Emma worked alongside her brother Amory Curtis, who had moved to Melrose in 1901 after running a successful business in Boston. He purchased the entire east side of Crystal Street. They began experimenting with marshmallow crème in their basement at 17 Crystal Street. Demand grew so quickly that by 1913, the Curtis Marshmallow Factory was built at 33 Crystal Street — across from where the tennis courts are — making it one of the early commercial producers of marshmallows in the United States.
Their signature product, Snowflake Marshmallow Crème, won a gold medal at the Panama-Pacific Exposition in 1915, putting Melrose on the map in the sweetest way possible.
Emma was the driving force behind making marshmallow crème popular.
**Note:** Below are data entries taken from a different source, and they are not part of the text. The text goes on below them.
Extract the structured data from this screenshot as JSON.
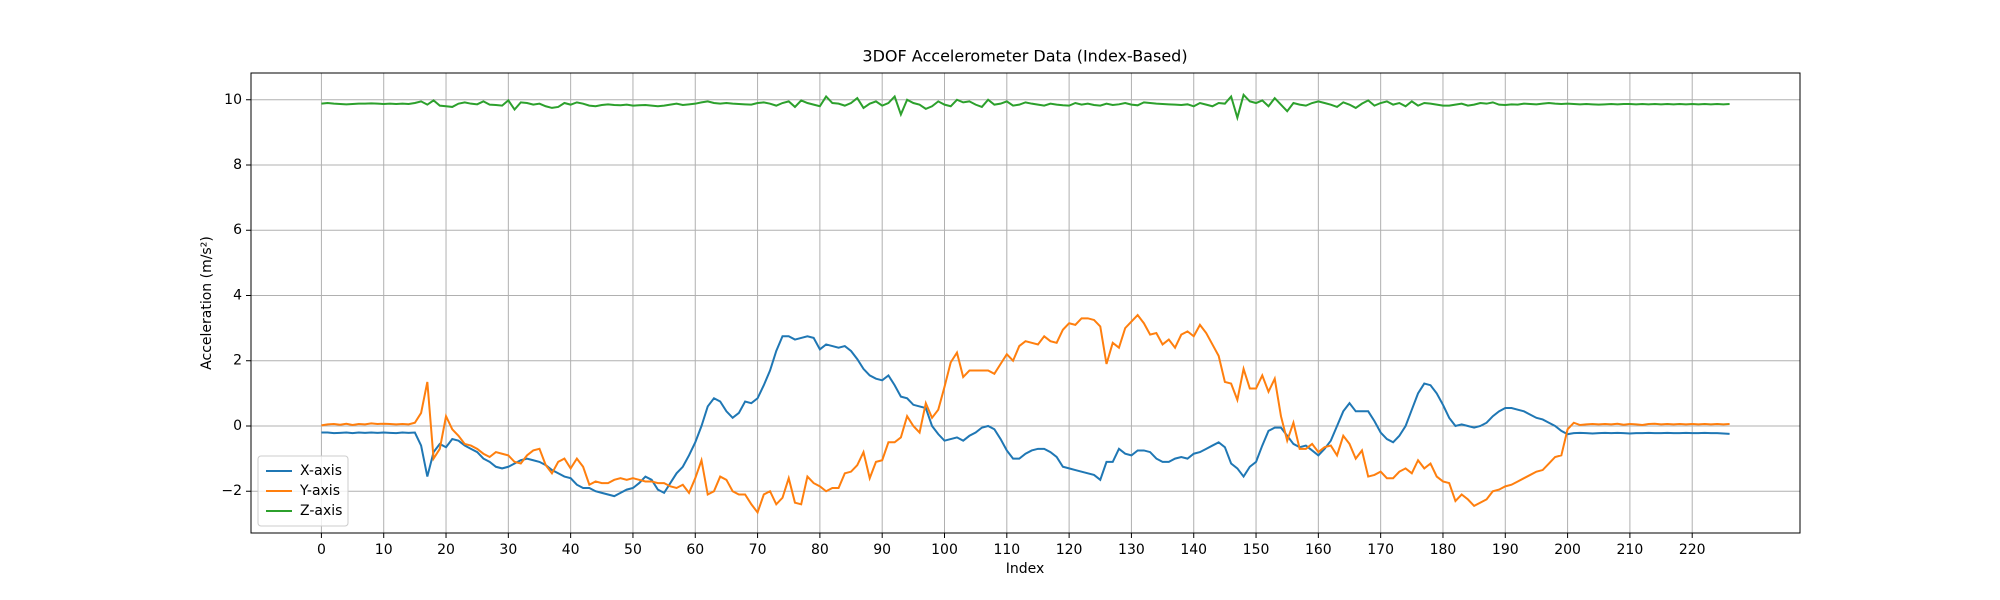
{
  "chart_data": {
    "type": "line",
    "title": "3DOF Accelerometer Data (Index-Based)",
    "xlabel": "Index",
    "ylabel": "Acceleration (m/s²)",
    "x": [
      0,
      1,
      2,
      3,
      4,
      5,
      6,
      7,
      8,
      9,
      10,
      11,
      12,
      13,
      14,
      15,
      16,
      17,
      18,
      19,
      20,
      21,
      22,
      23,
      24,
      25,
      26,
      27,
      28,
      29,
      30,
      31,
      32,
      33,
      34,
      35,
      36,
      37,
      38,
      39,
      40,
      41,
      42,
      43,
      44,
      45,
      46,
      47,
      48,
      49,
      50,
      51,
      52,
      53,
      54,
      55,
      56,
      57,
      58,
      59,
      60,
      61,
      62,
      63,
      64,
      65,
      66,
      67,
      68,
      69,
      70,
      71,
      72,
      73,
      74,
      75,
      76,
      77,
      78,
      79,
      80,
      81,
      82,
      83,
      84,
      85,
      86,
      87,
      88,
      89,
      90,
      91,
      92,
      93,
      94,
      95,
      96,
      97,
      98,
      99,
      100,
      101,
      102,
      103,
      104,
      105,
      106,
      107,
      108,
      109,
      110,
      111,
      112,
      113,
      114,
      115,
      116,
      117,
      118,
      119,
      120,
      121,
      122,
      123,
      124,
      125,
      126,
      127,
      128,
      129,
      130,
      131,
      132,
      133,
      134,
      135,
      136,
      137,
      138,
      139,
      140,
      141,
      142,
      143,
      144,
      145,
      146,
      147,
      148,
      149,
      150,
      151,
      152,
      153,
      154,
      155,
      156,
      157,
      158,
      159,
      160,
      161,
      162,
      163,
      164,
      165,
      166,
      167,
      168,
      169,
      170,
      171,
      172,
      173,
      174,
      175,
      176,
      177,
      178,
      179,
      180,
      181,
      182,
      183,
      184,
      185,
      186,
      187,
      188,
      189,
      190,
      191,
      192,
      193,
      194,
      195,
      196,
      197,
      198,
      199,
      200,
      201,
      202,
      203,
      204,
      205,
      206,
      207,
      208,
      209,
      210,
      211,
      212,
      213,
      214,
      215,
      216,
      217,
      218,
      219,
      220,
      221,
      222,
      223,
      224,
      225,
      226
    ],
    "series": [
      {
        "name": "X-axis",
        "color": "#1f77b4",
        "values": [
          -0.2,
          -0.2,
          -0.22,
          -0.21,
          -0.2,
          -0.22,
          -0.2,
          -0.21,
          -0.2,
          -0.21,
          -0.2,
          -0.21,
          -0.22,
          -0.2,
          -0.21,
          -0.2,
          -0.6,
          -1.55,
          -0.8,
          -0.55,
          -0.65,
          -0.4,
          -0.45,
          -0.6,
          -0.7,
          -0.8,
          -1.0,
          -1.1,
          -1.25,
          -1.3,
          -1.25,
          -1.15,
          -1.05,
          -1.0,
          -1.05,
          -1.1,
          -1.2,
          -1.35,
          -1.45,
          -1.55,
          -1.6,
          -1.8,
          -1.9,
          -1.9,
          -2.0,
          -2.05,
          -2.1,
          -2.15,
          -2.05,
          -1.95,
          -1.9,
          -1.75,
          -1.55,
          -1.65,
          -1.95,
          -2.05,
          -1.75,
          -1.45,
          -1.25,
          -0.9,
          -0.5,
          0.0,
          0.6,
          0.85,
          0.75,
          0.45,
          0.25,
          0.4,
          0.75,
          0.7,
          0.85,
          1.25,
          1.7,
          2.3,
          2.75,
          2.75,
          2.65,
          2.7,
          2.75,
          2.7,
          2.35,
          2.5,
          2.45,
          2.4,
          2.45,
          2.3,
          2.05,
          1.75,
          1.55,
          1.45,
          1.4,
          1.55,
          1.25,
          0.9,
          0.85,
          0.65,
          0.6,
          0.55,
          0.0,
          -0.25,
          -0.45,
          -0.4,
          -0.35,
          -0.45,
          -0.3,
          -0.2,
          -0.05,
          0.0,
          -0.1,
          -0.4,
          -0.75,
          -1.0,
          -1.0,
          -0.85,
          -0.75,
          -0.7,
          -0.7,
          -0.8,
          -0.95,
          -1.25,
          -1.3,
          -1.35,
          -1.4,
          -1.45,
          -1.5,
          -1.65,
          -1.1,
          -1.1,
          -0.7,
          -0.85,
          -0.9,
          -0.75,
          -0.75,
          -0.8,
          -1.0,
          -1.1,
          -1.1,
          -1.0,
          -0.95,
          -1.0,
          -0.85,
          -0.8,
          -0.7,
          -0.6,
          -0.5,
          -0.65,
          -1.15,
          -1.3,
          -1.55,
          -1.25,
          -1.1,
          -0.6,
          -0.15,
          -0.05,
          -0.05,
          -0.3,
          -0.55,
          -0.65,
          -0.6,
          -0.75,
          -0.9,
          -0.7,
          -0.45,
          0.0,
          0.45,
          0.7,
          0.45,
          0.45,
          0.45,
          0.15,
          -0.2,
          -0.4,
          -0.5,
          -0.3,
          0.0,
          0.5,
          1.0,
          1.3,
          1.25,
          1.0,
          0.65,
          0.25,
          0.0,
          0.05,
          0.0,
          -0.05,
          0.0,
          0.1,
          0.3,
          0.45,
          0.55,
          0.55,
          0.5,
          0.45,
          0.35,
          0.25,
          0.2,
          0.1,
          0.0,
          -0.15,
          -0.25,
          -0.22,
          -0.21,
          -0.22,
          -0.23,
          -0.22,
          -0.21,
          -0.22,
          -0.21,
          -0.22,
          -0.23,
          -0.22,
          -0.22,
          -0.21,
          -0.22,
          -0.22,
          -0.21,
          -0.22,
          -0.22,
          -0.21,
          -0.22,
          -0.22,
          -0.21,
          -0.22,
          -0.22,
          -0.23,
          -0.24
        ]
      },
      {
        "name": "Y-axis",
        "color": "#ff7f0e",
        "values": [
          0.02,
          0.05,
          0.06,
          0.04,
          0.07,
          0.03,
          0.06,
          0.05,
          0.08,
          0.06,
          0.07,
          0.06,
          0.05,
          0.06,
          0.05,
          0.1,
          0.4,
          1.35,
          -1.0,
          -0.7,
          0.3,
          -0.1,
          -0.3,
          -0.55,
          -0.6,
          -0.7,
          -0.85,
          -0.95,
          -0.8,
          -0.85,
          -0.9,
          -1.1,
          -1.15,
          -0.9,
          -0.75,
          -0.7,
          -1.2,
          -1.45,
          -1.1,
          -1.0,
          -1.3,
          -1.0,
          -1.25,
          -1.8,
          -1.7,
          -1.75,
          -1.75,
          -1.65,
          -1.6,
          -1.65,
          -1.6,
          -1.65,
          -1.7,
          -1.7,
          -1.75,
          -1.75,
          -1.85,
          -1.9,
          -1.8,
          -2.05,
          -1.6,
          -1.05,
          -2.1,
          -2.0,
          -1.55,
          -1.65,
          -2.0,
          -2.1,
          -2.1,
          -2.4,
          -2.65,
          -2.1,
          -2.0,
          -2.4,
          -2.2,
          -1.6,
          -2.35,
          -2.4,
          -1.55,
          -1.75,
          -1.85,
          -2.0,
          -1.9,
          -1.9,
          -1.45,
          -1.4,
          -1.2,
          -0.8,
          -1.6,
          -1.1,
          -1.05,
          -0.5,
          -0.5,
          -0.35,
          0.3,
          0.0,
          -0.2,
          0.7,
          0.25,
          0.5,
          1.2,
          1.95,
          2.25,
          1.5,
          1.7,
          1.7,
          1.7,
          1.7,
          1.6,
          1.9,
          2.2,
          2.0,
          2.45,
          2.6,
          2.55,
          2.5,
          2.75,
          2.6,
          2.55,
          2.95,
          3.15,
          3.1,
          3.3,
          3.3,
          3.25,
          3.05,
          1.9,
          2.55,
          2.4,
          3.0,
          3.2,
          3.4,
          3.15,
          2.8,
          2.85,
          2.5,
          2.65,
          2.4,
          2.8,
          2.9,
          2.75,
          3.1,
          2.85,
          2.5,
          2.15,
          1.35,
          1.3,
          0.8,
          1.75,
          1.15,
          1.15,
          1.55,
          1.05,
          1.45,
          0.3,
          -0.45,
          0.1,
          -0.7,
          -0.7,
          -0.55,
          -0.8,
          -0.65,
          -0.6,
          -0.9,
          -0.3,
          -0.55,
          -1.0,
          -0.75,
          -1.55,
          -1.5,
          -1.4,
          -1.6,
          -1.6,
          -1.4,
          -1.3,
          -1.45,
          -1.05,
          -1.3,
          -1.15,
          -1.55,
          -1.7,
          -1.75,
          -2.3,
          -2.1,
          -2.25,
          -2.45,
          -2.35,
          -2.25,
          -2.0,
          -1.95,
          -1.85,
          -1.8,
          -1.7,
          -1.6,
          -1.5,
          -1.4,
          -1.35,
          -1.15,
          -0.95,
          -0.9,
          -0.1,
          0.1,
          0.03,
          0.05,
          0.06,
          0.05,
          0.06,
          0.05,
          0.07,
          0.04,
          0.06,
          0.05,
          0.03,
          0.06,
          0.07,
          0.05,
          0.06,
          0.05,
          0.06,
          0.05,
          0.06,
          0.05,
          0.06,
          0.05,
          0.06,
          0.05,
          0.06
        ]
      },
      {
        "name": "Z-axis",
        "color": "#2ca02c",
        "values": [
          9.88,
          9.9,
          9.88,
          9.87,
          9.86,
          9.87,
          9.88,
          9.88,
          9.89,
          9.88,
          9.87,
          9.88,
          9.87,
          9.88,
          9.87,
          9.9,
          9.95,
          9.85,
          9.98,
          9.82,
          9.8,
          9.78,
          9.88,
          9.92,
          9.88,
          9.86,
          9.95,
          9.85,
          9.84,
          9.82,
          9.98,
          9.7,
          9.92,
          9.9,
          9.85,
          9.88,
          9.8,
          9.75,
          9.78,
          9.9,
          9.85,
          9.92,
          9.88,
          9.82,
          9.8,
          9.84,
          9.86,
          9.84,
          9.83,
          9.85,
          9.82,
          9.83,
          9.84,
          9.82,
          9.8,
          9.82,
          9.85,
          9.88,
          9.84,
          9.86,
          9.88,
          9.92,
          9.95,
          9.9,
          9.88,
          9.9,
          9.88,
          9.87,
          9.86,
          9.85,
          9.9,
          9.92,
          9.88,
          9.82,
          9.9,
          9.95,
          9.78,
          9.98,
          9.9,
          9.85,
          9.8,
          10.1,
          9.9,
          9.88,
          9.82,
          9.9,
          10.05,
          9.75,
          9.88,
          9.95,
          9.82,
          9.9,
          10.1,
          9.55,
          10.0,
          9.9,
          9.85,
          9.72,
          9.8,
          9.95,
          9.85,
          9.8,
          10.0,
          9.92,
          9.95,
          9.85,
          9.78,
          10.0,
          9.85,
          9.88,
          9.95,
          9.82,
          9.85,
          9.92,
          9.88,
          9.85,
          9.82,
          9.88,
          9.85,
          9.83,
          9.82,
          9.9,
          9.85,
          9.88,
          9.84,
          9.82,
          9.88,
          9.84,
          9.86,
          9.9,
          9.85,
          9.83,
          9.92,
          9.9,
          9.88,
          9.87,
          9.86,
          9.85,
          9.84,
          9.86,
          9.8,
          9.9,
          9.85,
          9.8,
          9.9,
          9.88,
          10.1,
          9.45,
          10.15,
          9.95,
          9.9,
          9.98,
          9.8,
          10.05,
          9.85,
          9.65,
          9.9,
          9.85,
          9.82,
          9.9,
          9.95,
          9.9,
          9.85,
          9.78,
          9.92,
          9.85,
          9.75,
          9.88,
          9.98,
          9.82,
          9.9,
          9.95,
          9.85,
          9.9,
          9.8,
          9.95,
          9.82,
          9.9,
          9.88,
          9.85,
          9.82,
          9.82,
          9.85,
          9.88,
          9.82,
          9.85,
          9.9,
          9.88,
          9.92,
          9.85,
          9.84,
          9.86,
          9.85,
          9.88,
          9.87,
          9.86,
          9.88,
          9.9,
          9.88,
          9.87,
          9.88,
          9.87,
          9.86,
          9.87,
          9.86,
          9.85,
          9.86,
          9.87,
          9.86,
          9.87,
          9.87,
          9.86,
          9.87,
          9.86,
          9.87,
          9.86,
          9.87,
          9.86,
          9.87,
          9.86,
          9.87,
          9.86,
          9.87,
          9.86,
          9.87,
          9.86,
          9.87
        ]
      }
    ],
    "xlim": [
      -11.3,
      237.3
    ],
    "ylim": [
      -3.28,
      10.82
    ],
    "xticks": [
      0,
      10,
      20,
      30,
      40,
      50,
      60,
      70,
      80,
      90,
      100,
      110,
      120,
      130,
      140,
      150,
      160,
      170,
      180,
      190,
      200,
      210,
      220
    ],
    "yticks": [
      {
        "value": -2,
        "label": "−2"
      },
      0,
      2,
      4,
      6,
      8,
      10
    ],
    "grid": true,
    "legend": "lower left"
  }
}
She developed recipes, published them in brochures, promoted them in newspaper columns, and even hosted a weekly radio show — bringing marshmallow crème into homes across the country, especially throughout New England.

During World War I, Emma, Paul Revere’s great-great-great-granddaughter, introduced the “Liberty Sandwich”. The peanut butter and marshmallow crème on oat bread was a creative solution to meat rationing. Years later, the company introduced SMAC Marshmallow and printed peanut butter and marshmallow sandwiches right on the label — one of the earliest known versions of what we now call the fluffernutter.
Emma Curtis died in 1948, the day before her 85th birthday. Amory, who was much younger, continued to run the company with a cousin until 1962. The business closed that year after arsonists burned down the Curtis Marshmallow Factory, and the company never recovered. The building was demolished in 1968.
Emma Curtis didn’t just make candy. She built a business. She redefined how a product was marketed.
From Crystal Street to lunch boxes across New England — her story is as rich as it is sweet.